Cara pembuatannya seperti dijelaskan Nurul Kurniati Rahayu adalah sebagai berikut, pertama kali biji gamal dicuci dan direndam dalam air selama dua malam lalu direbus sampai kulit bijinya menjadi lunak baru ditiriskan dan dihamparkan di atas tampah. Selanjutnya menginokulasi dengan ragi (aspergillus oryzae) pada suhu ruang selama 3 – 5 hari. Langkah ini merupakan fermentasi pertama atau fermentasi kapang. “Fermentasi kedua dengan menambahkan larutan garam 20%, artinya 800 gram garam dilarutkan dalam 4 liter air” lanjut Nurul, “Baru menempatkannya pada suatu wadah dan dibiarkan selama 3 – 4 minggu pada suhu kamar.” Kemudian biji gamal dimasak dengan sejumlah air tertentu yang telah difermentasikan tersebut bersama-sama dengan air garamnya dan disaring. Filtrat hasil saringan tersebut dimasak kembali dan ditambahkan dengan bumbu yang diperlukan seperti daun salam, lengkuas, bawang putih, serai, garam, dan gula. Bumbu-bumbu ini disangrai terlebih dahulu kecuali daun salam dan sereh, digiling hingga halus dan dicampurkan. Pemasakan dilakukan sampai tingkat kekentalan tertentu. Setelah adonan tersebut masak, kemudian menyaring adonan dengan kain saring. Filtrat yang diperoleh merupakan kecap yang siap dibotolkan.

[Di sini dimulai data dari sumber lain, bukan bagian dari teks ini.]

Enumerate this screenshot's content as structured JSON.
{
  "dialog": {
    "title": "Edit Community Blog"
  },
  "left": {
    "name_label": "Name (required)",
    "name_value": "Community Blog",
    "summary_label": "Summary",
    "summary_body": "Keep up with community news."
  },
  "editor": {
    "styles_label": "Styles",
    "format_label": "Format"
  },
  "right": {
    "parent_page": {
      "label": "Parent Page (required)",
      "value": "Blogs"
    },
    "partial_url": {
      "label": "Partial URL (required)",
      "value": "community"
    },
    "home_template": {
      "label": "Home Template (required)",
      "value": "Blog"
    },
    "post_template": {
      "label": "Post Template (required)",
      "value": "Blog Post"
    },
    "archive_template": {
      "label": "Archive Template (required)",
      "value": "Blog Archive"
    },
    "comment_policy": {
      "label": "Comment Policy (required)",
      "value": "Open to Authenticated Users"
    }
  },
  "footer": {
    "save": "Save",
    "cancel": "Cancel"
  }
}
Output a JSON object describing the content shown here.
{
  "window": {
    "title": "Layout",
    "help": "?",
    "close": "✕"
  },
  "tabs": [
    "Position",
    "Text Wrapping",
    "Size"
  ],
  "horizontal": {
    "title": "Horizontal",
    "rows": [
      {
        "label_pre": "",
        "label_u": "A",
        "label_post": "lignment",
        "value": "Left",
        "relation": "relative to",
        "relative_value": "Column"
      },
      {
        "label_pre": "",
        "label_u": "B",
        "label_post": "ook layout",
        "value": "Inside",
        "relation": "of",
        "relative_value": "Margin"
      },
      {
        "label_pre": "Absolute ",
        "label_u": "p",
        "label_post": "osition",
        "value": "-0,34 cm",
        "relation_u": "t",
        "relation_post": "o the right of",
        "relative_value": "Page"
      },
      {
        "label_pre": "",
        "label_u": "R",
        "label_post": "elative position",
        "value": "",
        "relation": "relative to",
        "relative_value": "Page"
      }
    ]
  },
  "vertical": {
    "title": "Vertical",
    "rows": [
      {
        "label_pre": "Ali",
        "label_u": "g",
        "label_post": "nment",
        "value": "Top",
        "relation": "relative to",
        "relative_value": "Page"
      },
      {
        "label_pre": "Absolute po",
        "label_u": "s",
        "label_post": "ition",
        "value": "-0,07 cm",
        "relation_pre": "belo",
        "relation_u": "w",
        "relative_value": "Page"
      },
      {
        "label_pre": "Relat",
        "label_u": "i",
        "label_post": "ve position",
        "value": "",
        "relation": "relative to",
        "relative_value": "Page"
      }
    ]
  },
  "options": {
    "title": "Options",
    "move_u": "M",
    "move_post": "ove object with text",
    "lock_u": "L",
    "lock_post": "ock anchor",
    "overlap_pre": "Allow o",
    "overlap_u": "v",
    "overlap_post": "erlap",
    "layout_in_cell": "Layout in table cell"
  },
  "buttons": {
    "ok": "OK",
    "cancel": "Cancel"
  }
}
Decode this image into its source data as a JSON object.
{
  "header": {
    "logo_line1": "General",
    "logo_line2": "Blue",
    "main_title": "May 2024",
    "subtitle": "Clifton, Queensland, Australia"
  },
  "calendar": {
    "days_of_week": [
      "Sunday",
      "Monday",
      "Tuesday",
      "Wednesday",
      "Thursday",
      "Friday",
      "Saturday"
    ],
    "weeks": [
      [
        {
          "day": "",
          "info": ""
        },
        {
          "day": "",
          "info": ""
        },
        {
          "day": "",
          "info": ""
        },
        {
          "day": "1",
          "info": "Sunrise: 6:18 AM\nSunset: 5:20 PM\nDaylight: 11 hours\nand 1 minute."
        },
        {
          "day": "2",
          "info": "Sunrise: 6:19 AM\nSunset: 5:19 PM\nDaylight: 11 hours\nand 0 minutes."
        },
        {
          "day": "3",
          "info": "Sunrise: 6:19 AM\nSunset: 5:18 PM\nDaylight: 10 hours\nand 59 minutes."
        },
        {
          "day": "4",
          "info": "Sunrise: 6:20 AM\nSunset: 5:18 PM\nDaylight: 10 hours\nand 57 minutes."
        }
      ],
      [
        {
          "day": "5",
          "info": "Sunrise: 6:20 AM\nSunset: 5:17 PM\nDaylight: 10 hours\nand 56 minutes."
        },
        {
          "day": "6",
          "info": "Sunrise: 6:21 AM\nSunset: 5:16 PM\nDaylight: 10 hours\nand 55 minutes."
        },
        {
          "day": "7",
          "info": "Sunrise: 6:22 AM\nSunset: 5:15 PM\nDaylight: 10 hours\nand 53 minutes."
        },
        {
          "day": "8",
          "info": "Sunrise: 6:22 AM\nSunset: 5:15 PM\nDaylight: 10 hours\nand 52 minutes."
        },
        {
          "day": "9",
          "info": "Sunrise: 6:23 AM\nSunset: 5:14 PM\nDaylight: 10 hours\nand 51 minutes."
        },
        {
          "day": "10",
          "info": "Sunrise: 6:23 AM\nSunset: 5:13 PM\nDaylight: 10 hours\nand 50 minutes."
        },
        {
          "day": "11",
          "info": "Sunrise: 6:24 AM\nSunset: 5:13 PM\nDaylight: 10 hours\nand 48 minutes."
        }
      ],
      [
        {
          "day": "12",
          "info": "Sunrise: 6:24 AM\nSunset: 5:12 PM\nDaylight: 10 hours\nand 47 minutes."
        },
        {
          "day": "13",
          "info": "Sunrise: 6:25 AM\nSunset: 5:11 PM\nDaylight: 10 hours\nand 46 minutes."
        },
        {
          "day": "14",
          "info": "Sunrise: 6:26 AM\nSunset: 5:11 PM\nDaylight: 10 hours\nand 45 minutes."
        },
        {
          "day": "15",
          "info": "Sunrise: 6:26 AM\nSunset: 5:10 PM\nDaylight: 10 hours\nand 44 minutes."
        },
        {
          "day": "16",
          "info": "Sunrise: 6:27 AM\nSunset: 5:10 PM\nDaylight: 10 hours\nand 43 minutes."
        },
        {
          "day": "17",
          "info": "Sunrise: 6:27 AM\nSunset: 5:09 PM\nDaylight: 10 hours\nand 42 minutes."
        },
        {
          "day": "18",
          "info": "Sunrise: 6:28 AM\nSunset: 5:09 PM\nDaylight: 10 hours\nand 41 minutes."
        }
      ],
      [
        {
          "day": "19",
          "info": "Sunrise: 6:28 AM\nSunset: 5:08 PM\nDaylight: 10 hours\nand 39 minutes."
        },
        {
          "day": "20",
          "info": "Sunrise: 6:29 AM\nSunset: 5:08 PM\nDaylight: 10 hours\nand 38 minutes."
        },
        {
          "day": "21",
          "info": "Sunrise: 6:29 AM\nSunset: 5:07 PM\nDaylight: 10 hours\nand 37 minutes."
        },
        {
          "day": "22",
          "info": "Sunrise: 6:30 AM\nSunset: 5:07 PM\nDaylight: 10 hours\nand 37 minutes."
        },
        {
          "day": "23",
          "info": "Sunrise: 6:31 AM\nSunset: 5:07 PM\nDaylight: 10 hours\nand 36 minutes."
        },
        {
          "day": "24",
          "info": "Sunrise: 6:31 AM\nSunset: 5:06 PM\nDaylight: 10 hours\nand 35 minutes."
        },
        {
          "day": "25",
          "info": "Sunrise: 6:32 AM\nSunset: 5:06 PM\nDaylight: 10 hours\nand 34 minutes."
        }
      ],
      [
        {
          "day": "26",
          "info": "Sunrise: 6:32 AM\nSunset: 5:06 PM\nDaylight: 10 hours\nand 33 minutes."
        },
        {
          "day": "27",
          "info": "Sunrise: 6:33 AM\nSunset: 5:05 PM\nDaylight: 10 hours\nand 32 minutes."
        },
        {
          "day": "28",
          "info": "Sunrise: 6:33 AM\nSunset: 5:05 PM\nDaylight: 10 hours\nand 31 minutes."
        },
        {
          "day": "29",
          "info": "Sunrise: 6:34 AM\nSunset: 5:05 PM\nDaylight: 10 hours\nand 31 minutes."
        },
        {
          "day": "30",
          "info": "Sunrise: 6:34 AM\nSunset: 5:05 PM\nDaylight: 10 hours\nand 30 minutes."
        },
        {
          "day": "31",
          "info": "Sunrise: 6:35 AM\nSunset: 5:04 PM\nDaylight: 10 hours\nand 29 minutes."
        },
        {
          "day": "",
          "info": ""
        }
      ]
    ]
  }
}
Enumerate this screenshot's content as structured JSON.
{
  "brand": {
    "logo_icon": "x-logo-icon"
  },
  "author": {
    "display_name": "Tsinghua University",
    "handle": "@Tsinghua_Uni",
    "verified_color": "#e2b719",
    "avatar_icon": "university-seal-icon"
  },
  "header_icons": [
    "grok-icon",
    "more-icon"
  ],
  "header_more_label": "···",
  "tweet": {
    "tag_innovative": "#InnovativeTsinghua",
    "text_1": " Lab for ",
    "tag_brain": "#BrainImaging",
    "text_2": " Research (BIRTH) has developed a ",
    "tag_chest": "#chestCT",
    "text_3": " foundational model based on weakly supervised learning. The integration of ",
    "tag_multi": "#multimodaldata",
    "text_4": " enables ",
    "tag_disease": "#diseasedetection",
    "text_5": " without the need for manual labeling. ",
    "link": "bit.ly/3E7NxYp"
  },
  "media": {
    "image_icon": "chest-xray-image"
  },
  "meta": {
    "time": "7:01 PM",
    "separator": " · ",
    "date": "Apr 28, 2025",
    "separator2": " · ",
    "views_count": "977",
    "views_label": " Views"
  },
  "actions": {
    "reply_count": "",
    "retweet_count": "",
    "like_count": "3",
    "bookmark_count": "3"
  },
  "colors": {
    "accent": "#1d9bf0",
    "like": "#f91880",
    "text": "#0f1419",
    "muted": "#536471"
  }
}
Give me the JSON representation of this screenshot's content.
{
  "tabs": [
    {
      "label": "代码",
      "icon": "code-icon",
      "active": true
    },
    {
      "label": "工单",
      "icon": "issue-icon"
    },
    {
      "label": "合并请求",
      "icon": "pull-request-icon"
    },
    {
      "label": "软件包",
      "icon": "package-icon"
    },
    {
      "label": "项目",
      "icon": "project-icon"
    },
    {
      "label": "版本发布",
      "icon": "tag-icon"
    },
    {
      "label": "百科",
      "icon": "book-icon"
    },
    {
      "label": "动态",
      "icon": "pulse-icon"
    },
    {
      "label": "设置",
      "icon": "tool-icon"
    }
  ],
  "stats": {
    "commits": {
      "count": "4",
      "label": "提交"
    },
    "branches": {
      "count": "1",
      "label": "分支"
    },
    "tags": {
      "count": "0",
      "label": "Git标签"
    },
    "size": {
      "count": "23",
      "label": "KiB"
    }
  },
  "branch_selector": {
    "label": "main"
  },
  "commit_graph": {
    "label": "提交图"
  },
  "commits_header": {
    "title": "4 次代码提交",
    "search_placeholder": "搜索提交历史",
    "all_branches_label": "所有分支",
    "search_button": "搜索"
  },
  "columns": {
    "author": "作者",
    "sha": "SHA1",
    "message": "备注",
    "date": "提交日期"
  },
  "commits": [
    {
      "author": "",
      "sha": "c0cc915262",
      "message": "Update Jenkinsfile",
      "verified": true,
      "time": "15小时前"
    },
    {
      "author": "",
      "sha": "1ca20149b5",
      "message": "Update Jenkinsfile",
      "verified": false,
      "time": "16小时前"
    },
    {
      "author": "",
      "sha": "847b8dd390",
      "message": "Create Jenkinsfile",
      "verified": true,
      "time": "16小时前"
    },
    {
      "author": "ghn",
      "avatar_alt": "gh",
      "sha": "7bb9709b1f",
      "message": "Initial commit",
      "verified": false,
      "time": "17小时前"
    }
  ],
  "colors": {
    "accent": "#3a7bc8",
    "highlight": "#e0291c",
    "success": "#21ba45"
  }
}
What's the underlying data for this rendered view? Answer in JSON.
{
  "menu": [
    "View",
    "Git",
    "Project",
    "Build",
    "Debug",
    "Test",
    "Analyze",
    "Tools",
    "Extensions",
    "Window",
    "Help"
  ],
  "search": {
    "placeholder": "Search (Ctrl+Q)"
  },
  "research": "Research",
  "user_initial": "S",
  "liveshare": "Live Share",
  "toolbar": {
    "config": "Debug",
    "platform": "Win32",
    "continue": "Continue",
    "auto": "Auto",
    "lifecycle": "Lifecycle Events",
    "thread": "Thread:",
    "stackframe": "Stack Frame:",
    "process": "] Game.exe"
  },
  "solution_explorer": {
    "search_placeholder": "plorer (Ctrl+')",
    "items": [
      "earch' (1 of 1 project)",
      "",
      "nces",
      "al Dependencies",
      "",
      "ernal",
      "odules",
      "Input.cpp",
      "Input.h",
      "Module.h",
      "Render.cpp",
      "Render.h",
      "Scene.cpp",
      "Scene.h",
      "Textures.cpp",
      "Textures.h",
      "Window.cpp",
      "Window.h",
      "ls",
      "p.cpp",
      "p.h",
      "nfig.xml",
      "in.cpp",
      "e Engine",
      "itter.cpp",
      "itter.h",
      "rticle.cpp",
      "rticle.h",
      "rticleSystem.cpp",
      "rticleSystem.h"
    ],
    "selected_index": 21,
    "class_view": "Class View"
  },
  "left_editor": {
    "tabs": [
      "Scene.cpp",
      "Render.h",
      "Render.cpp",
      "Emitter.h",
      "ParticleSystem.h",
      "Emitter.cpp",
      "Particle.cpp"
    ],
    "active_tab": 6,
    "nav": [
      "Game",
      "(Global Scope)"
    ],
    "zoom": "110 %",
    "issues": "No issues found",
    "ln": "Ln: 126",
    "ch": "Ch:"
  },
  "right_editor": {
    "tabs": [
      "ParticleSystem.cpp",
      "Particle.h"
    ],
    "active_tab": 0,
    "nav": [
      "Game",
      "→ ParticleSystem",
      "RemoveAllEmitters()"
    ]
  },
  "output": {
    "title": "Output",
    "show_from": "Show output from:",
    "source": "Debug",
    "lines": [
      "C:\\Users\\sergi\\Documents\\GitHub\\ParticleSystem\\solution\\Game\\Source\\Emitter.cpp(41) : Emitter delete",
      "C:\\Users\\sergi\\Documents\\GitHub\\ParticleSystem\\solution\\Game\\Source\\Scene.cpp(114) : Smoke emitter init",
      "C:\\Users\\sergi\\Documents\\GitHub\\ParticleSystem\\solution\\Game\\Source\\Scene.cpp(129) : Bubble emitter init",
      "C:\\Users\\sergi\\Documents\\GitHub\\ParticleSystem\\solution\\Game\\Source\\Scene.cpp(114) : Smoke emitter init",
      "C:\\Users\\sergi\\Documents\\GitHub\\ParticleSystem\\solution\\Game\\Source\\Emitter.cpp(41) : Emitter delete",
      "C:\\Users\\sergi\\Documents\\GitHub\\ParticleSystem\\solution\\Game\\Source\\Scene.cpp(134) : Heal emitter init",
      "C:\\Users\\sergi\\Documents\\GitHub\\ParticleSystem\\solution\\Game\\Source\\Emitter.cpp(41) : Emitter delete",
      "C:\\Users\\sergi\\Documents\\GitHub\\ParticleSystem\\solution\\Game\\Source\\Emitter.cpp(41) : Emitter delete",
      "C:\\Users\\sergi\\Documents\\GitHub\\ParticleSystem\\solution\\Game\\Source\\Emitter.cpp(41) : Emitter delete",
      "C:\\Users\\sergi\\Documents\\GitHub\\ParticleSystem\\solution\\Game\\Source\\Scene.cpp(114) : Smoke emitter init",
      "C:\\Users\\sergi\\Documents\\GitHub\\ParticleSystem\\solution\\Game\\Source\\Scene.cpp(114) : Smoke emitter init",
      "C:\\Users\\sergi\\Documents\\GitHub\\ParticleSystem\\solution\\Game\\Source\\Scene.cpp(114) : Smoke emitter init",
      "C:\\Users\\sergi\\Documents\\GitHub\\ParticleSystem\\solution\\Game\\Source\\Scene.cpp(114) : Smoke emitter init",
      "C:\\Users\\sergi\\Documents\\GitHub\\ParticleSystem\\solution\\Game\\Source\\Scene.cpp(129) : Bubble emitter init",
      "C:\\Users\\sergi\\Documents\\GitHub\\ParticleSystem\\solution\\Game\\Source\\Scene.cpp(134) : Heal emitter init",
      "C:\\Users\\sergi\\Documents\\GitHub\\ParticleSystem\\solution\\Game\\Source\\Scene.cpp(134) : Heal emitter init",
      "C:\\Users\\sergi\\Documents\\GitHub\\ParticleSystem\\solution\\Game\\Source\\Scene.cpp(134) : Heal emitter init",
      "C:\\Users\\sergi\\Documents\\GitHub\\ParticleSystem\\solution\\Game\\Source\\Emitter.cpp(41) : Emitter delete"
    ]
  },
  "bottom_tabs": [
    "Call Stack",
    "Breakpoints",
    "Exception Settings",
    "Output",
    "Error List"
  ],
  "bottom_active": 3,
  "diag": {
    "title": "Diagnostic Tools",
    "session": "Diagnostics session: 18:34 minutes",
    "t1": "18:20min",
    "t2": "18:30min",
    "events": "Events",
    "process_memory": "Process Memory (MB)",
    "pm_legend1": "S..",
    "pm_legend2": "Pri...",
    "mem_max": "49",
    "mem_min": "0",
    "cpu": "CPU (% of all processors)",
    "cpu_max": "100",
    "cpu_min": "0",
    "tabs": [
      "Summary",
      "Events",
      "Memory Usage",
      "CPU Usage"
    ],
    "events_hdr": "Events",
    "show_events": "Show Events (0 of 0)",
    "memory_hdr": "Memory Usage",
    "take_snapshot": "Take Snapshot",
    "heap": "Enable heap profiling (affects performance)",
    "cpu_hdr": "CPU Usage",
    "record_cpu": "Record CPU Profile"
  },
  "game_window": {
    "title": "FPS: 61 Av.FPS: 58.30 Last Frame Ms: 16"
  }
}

Aisyiah Restutiningsih mengatakan bahwa di Indonesia jumlah pohon gamal cukup besar tetapi belum dimanfaatkan secara maksimal. Gamal dapat tumbuh pada daerah-daerah beriklim lembab yang memiliki curah hujan tahunan sebesar 900—1500 mm. Hampir seluruh wilayah Indonesia cocok untuk budidaya tanaman ini yang tersebar mulai dari dataran rendah sampai dataran tinggi baik yang dibudidayakan di lahan khusus maupun ditanam sembarangan di kebun atau di halaman. “Hampir setiap pekarangan rumah di Indonesia dapat ditanami tanaman gamal, karenakan tanaman ini cepat menghasilkan, dapat berlangsung lama, mudah ditanam dan mudah dipelihara” tutup Aisyiah.